Comme on pouvait le deviner, c’est dans un contexte tout particulier que le Mali a célébré ce mardi 22 mars, les 60 ans de son indépendance. L’évènement qui aurait pu donner lieu à des semaines de réjouissances, s’est déroulé dans la plus grande sobriété. Seule la solennité de l’anniversaire a prévalu. En cause, la crise que connait le pays à la suite du coup d’Etat qui, le 18 août dernier, a écourté le second mandat d’Ibrahim Boubacar Keïta. Coup d’Etat, une expression qui demeure justement intimement associée à l’histoire du pays durant les 60 ans dernières années. Il en a connu quatre au total. La conclusion sous-jacente étant que l’armée, elle aussi, a marqué l’histoire du Mali. L’autre fait marquant du bilan que l’on peut dresser de ces 60 ans étant le déficit criard de confiance entre l’élite malienne dans son ensemble et les Maliens lambda. Toutes choses qui font que ce vaste pays, réceptacle de faits historiques fort instructifs, demeure encore et toujours au rang des pays les plus pauvres de cette planète. Un destin immérité que la Transition en gestation a l’impérieux devoir d’inverser en aidant le Mali à amorcer un nouveau départ.

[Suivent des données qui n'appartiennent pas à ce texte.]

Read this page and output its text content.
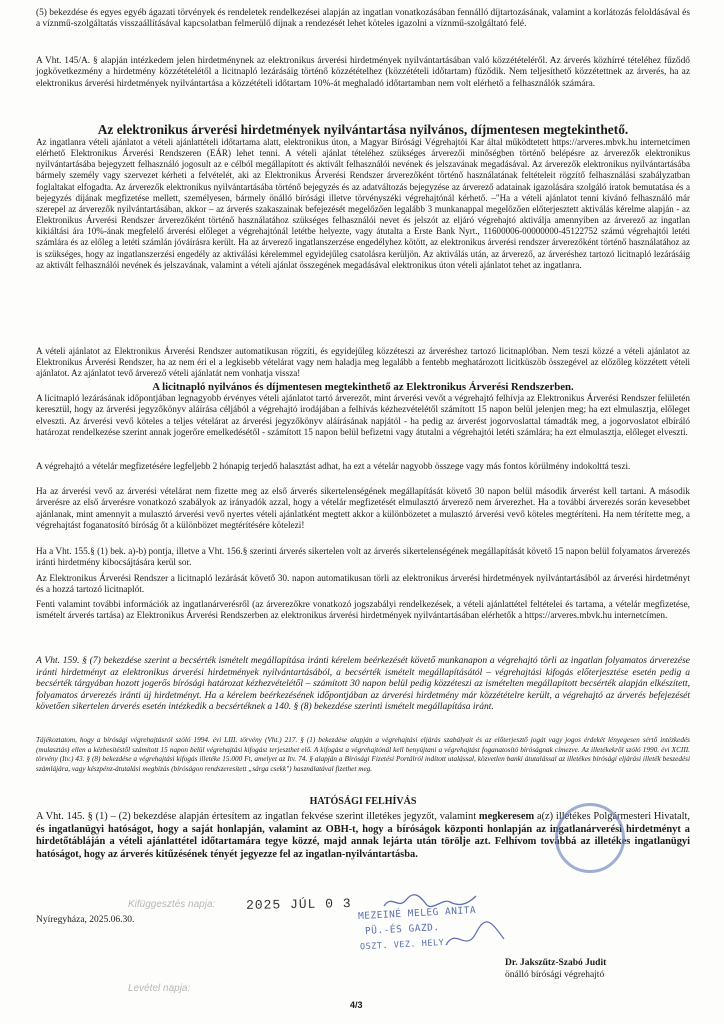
(5) bekezdése és egyes egyéb ágazati törvények és rendeletek rendelkezései alapján az ingatlan vonatkozásában fennálló díjtartozásának, valamint a korlátozás feloldásával és a víznmű-szolgáltatás visszaállításával kapcsolatban felmerülő díjnak a rendezését lehet köteles igazolni a víznmű-szolgáltató felé.

A Vht. 145/A. § alapján intézkedem jelen hirdetménynek az elektronikus árverési hirdetmények nyilvántartásában való közzétételéről. Az árverés közhírré tételéhez fűződő jogkövetkezmény a hirdetmény közzétételétől a licitnapló lezárásáig történő közzétételhez (közzétételi időtartam) fűződik. Nem teljesíthető közzétettnek az árverés, ha az elektronikus árverési hirdetmények nyilvántartása a közzétételi időtartam 10%-át meghaladó időtartamban nem volt elérhető a felhasználók számára.

Az elektronikus árverési hirdetmények nyilvántartása nyilvános, díjmentesen megtekinthető.

Az ingatlanra vételi ajánlatot a vételi ajánlattételi időtartama alatt, elektronikus úton, a Magyar Bírósági Végrehajtói Kar által működtetett https://arveres.mbvk.hu internetcímen elérhető Elektronikus Árverési Rendszeren (EÁR) lehet tenni. A vételi ajánlat tételéhez szükséges árverezői minőségben történő belépésre az árverezők elektronikus nyilvántartásába bejegyzett felhasználó jogosult az e célból megállapított és aktivált felhasználói nevének és jelszavának megadásával. Az árverezők elektronikus nyilvántartásába bármely személy vagy szervezet kérheti a felvételét, aki az Elektronikus Árverési Rendszer árverezőként történő használatának feltételeit rögzítő felhasználási szabályzatban foglaltakat elfogadta. Az árverezők elektronikus nyilvántartásába történő bejegyzés és az adatváltozás bejegyzése az árverező adatainak igazolására szolgáló iratok bemutatása és a bejegyzés díjának megfizetése mellett, személyesen, bármely önálló bírósági illetve törvényszéki végrehajtónál kérhető. –"Ha a vételi ajánlatot tenni kívánó felhasználó már szerepel az árverezők nyilvántartásában, akkor – az árverés szakaszainak befejezését megelőzően legalább 3 munkanappal megelőzően előterjesztett aktiválás kérelme alapján - az Elektronikus Árverési Rendszer árverezőként történő használatához szükséges felhasználói nevet és jelszót az eljáró végrehajtó aktiválja amennyiben az árverező az ingatlan kikiáltási ára 10%-ának megfelelő árverési előleget a végrehajtónál letétbe helyezte, vagy átutalta a Erste Bank Nyrt., 11600006-00000000-45122752 számú végrehajtói letéti számlára és az előleg a letéti számlán jóváírásra került. Ha az árverező ingatlanszerzése engedélyhez kötött, az elektronikus árverési rendszer árverezőként történő használatához az is szükséges, hogy az ingatlanszerzési engedély az aktiválási kérelemmel egyidejűleg csatolásra kerüljön. Az aktiválás után, az árverező, az árveréshez tartozó licitnapló lezárásáig az aktivált felhasználói nevének és jelszavának, valamint a vételi ajánlat összegének megadásával elektronikus úton vételi ajánlatot tehet az ingatlanra.

A vételi ajánlatot az Elektronikus Árverési Rendszer automatikusan rögzíti, és egyidejűleg közzéteszi az árveréshez tartozó licitnaplóban. Nem teszi közzé a vételi ajánlatot az Elektronikus Árverési Rendszer, ha az nem éri el a legkisebb vételárat vagy nem haladja meg legalább a fentebb meghatározott licitküszöb összegével az előzőleg közzétett vételi ajánlatot. Az ajánlatot tevő árverező vételi ajánlatát nem vonhatja vissza!

A licitnapló nyilvános és díjmentesen megtekinthető az Elektronikus Árverési Rendszerben.

A licitnapló lezárásának időpontjában legnagyobb érvényes vételi ajánlatot tartó árverezőt, mint árverési vevőt a végrehajtó felhívja az Elektronikus Árverési Rendszer felületén keresztül, hogy az árverési jegyzőkönyv aláírása céljából a végrehajtó irodájában a felhívás kézhezvételétől számított 15 napon belül jelenjen meg; ha ezt elmulasztja, előleget elveszti. Az árverési vevő köteles a teljes vételárat az árverési jegyzőkönyv aláírásának napjától - ha pedig az árverést jogorvoslattal támadták meg, a jogorvoslatot elbíráló határozat rendelkezése szerint annak jogerőre emelkedésétől - számított 15 napon belül befizetni vagy átutalni a végrehajtói letéti számlára; ha ezt elmulasztja, előleget elveszti.

A végrehajtó a vételár megfizetésére legfeljebb 2 hónapig terjedő halasztást adhat, ha ezt a vételár nagyobb összege vagy más fontos körülmény indokolttá teszi.

Ha az árverési vevő az árverési vételárat nem fizette meg az első árverés sikertelenségének megállapítását követő 30 napon belül második árverést kell tartani. A második árverésre az első árverésre vonatkozó szabályok az irányadók azzal, hogy a vételár megfizetését elmulasztó árverező nem árverezhet. Ha a további árverezés során kevesebbet ajánlanak, mint amennyit a mulasztó árverési vevő nyertes vételi ajánlatként megtett akkor a különbözetet a mulasztó árverési vevő köteles megtéríteni. Ha nem térítette meg, a végrehajtást foganatosító bíróság őt a különbözet megtérítésére kötelezi!

Ha a Vht. 155.§ (1) bek. a)-b) pontja, illetve a Vht. 156.§ szerinti árverés sikertelen volt az árverés sikertelenségének megállapítását követő 15 napon belül folyamatos árverezés iránti hirdetmény kibocsájtására kerül sor.

Az Elektronikus Árverési Rendszer a licitnapló lezárását követő 30. napon automatikusan törli az elektronikus árverési hirdetmények nyilvántartásából az árverési hirdetményt és a hozzá tartozó licitnaplót.

Fenti valamint további információk az ingatlanárverésről (az árverezőkre vonatkozó jogszabályi rendelkezések, a vételi ajánlattétel feltételei és tartama, a vételár megfizetése, ismételt árverés tartása) az Elektronikus Árverési Rendszerben az elektronikus árverési hirdetmények nyilvántartásában elérhetők a https://arveres.mbvk.hu internetcímen.

A Vht. 159. § (7) bekezdése szerint a becsérték ismételt megállapítása iránti kérelem beérkezését követő munkanapon a végrehajtó törli az ingatlan folyamatos árverezése iránti hirdetményt az elektronikus árverési hirdetmények nyilvántartásából, a becsérték ismételt megállapításától – végrehajtási kifogás előterjesztése esetén pedig a becsérték tárgyában hozott jogerős bírósági határozat kézhezvételétől – számított 30 napon belül pedig közzéteszi az ismételten megállapított becsérték alapján elkészített, folyamatos árverezés iránti új hirdetményt. Ha a kérelem beérkezésének időpontjában az árverési hirdetmény már közzétételre került, a végrehajtó az árverés befejezését követően sikertelen árverés esetén intézkedik a becsértéknek a 140. § (8) bekezdése szerinti ismételt megállapítása iránt.

Tájékoztatom, hogy a bírósági végrehajtásról szóló 1994. évi LIII. törvény (Vht.) 217. § (1) bekezdése alapján a végrehajtási eljárás szabályait és az előterjesztő jogát vagy jogos érdekét lényegesen sértő intézkedés (mulasztás) ellen a kézbesítéstől számított 15 napon belül végrehajtási kifogást terjeszthet elő. A kifogást a végrehajtónál kell benyújtani a végrehajtást foganatosító bíróságnak címezve. Az illetékekről szóló 1990. évi XCIII. törvény (Itv.) 43. § (8) bekezdése a végrehajtási kifogás illetéke 15.000 Ft, amelyet az Itv. 74. § alapján a Bírósági Fizetési Portálról indított utalással, közvetlen banki átutalással az illetékes bírósági eljárási illeték beszedési számlájára, vagy készpénz-átutalási megbízás (bíróságon rendszeresített „sárga csekk") használatával fizethet meg.

HATÓSÁGI FELHÍVÁS

A Vht. 145. § (1) – (2) bekezdése alapján értesítem az ingatlan fekvése szerint illetékes jegyzőt, valamint megkeresem a(z) illetékes Polgármesteri Hivatalt, és ingatlanügyi hatóságot, hogy a saját honlapján, valamint az OBH-t, hogy a bíróságok központi honlapján az ingatlanárverési hirdetményt a hirdetőtábláján a vételi ajánlattétel időtartamára tegye közzé, majd annak lejárta után törölje azt. Felhívom továbbá az illetékes ingatlanügyi hatóságot, hogy az árverés kitűzésének tényét jegyezze fel az ingatlan-nyilvántartásba.

Kifüggesztés napja: 2025 JÚL 0 3

Nyíregyháza, 2025.06.30.	MEZEINÉ MELEG ANITA

PÜ.-ÉS GAZD.

OSZT. VEZ. HELY.

Levétel napja:

Dr. Jakszűtz-Szabó Judit

önálló bírósági végrehajtó

4/3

Quand un anniversaire aussi symbolique que celui marquant les 60 ans de l’indépendance d’un pays coïncide avec le début d’une transition politique, il y a des raisons d’y voir un clin d’œil du ciel. Cela est encore peut-être plus valable pour le Mali dont le bilan depuis l’accession à la souveraineté nationale n’est pas particulièrement élogieux. Entre autres, nous retenons de ce bilan les coups d’Etat à répétition, la dictature de Moussa Traoré, la difficile cohabitation ente le nord et le reste du pays, la corruption et l’inconséquence de l’élite et l’insécurité symbolisée par l’occupation des 2/3 du pays par des groupes terroristes. Pour un pays drainant un bilan aussi peu reluisant, une transition politique est même une aubaine à saisir. C’est l’occasion d’apporter quelques corrections et de réajuster les choses. Et au Mali, certains ont même employé le terme de refondation. Ce qui n’a rien de surfait, car c’est bien d’un nouveau départ dont le Mali a besoin pour exorciser tous les démons qui l’ont jusqu’ici tiré vers le bas. C’est tout le défi qui attend les responsables de la transition.
Tout d’abord, pour stopper la spirale des coups d’Etat, cette tâche noire qui colle à la peau du Mali, il faut repenser la gouvernance du pays. Entre les dirigeants et ceux au nom desquels ils sont censés agir, un nouveau pacte moral est nécessaire. Les Maliens doivent pouvoir faire confiance en leurs dirigeants et administrateurs. Mais cette confiance-là ne se décrète pas. Elle se mérite. Elle suppose une dose conséquente de responsabilité et le sens du patriotisme de la part de ceux ont en charge la gestion des affaires publiques. La contestation dont Ibrahim Boubacar Keïta et son administration ont fait l’objet durant les trois derniers mois qui ont précédé le coup d’Etat doit pouvoir inspirer l’élite malienne dans son ensemble. Bref, pour son nouveau départ, doit pouvoir compter sur un nouveau type de responsable. Un nouveau type que la transition peut aider à faire à advenir en aidant à ancrer pour de bon la gestion vertueuse de la chose publique. Ce qui suppose l’élaboration des règles de cette gestion vertueuse et la mise en place d’institutions pour les mettre en application.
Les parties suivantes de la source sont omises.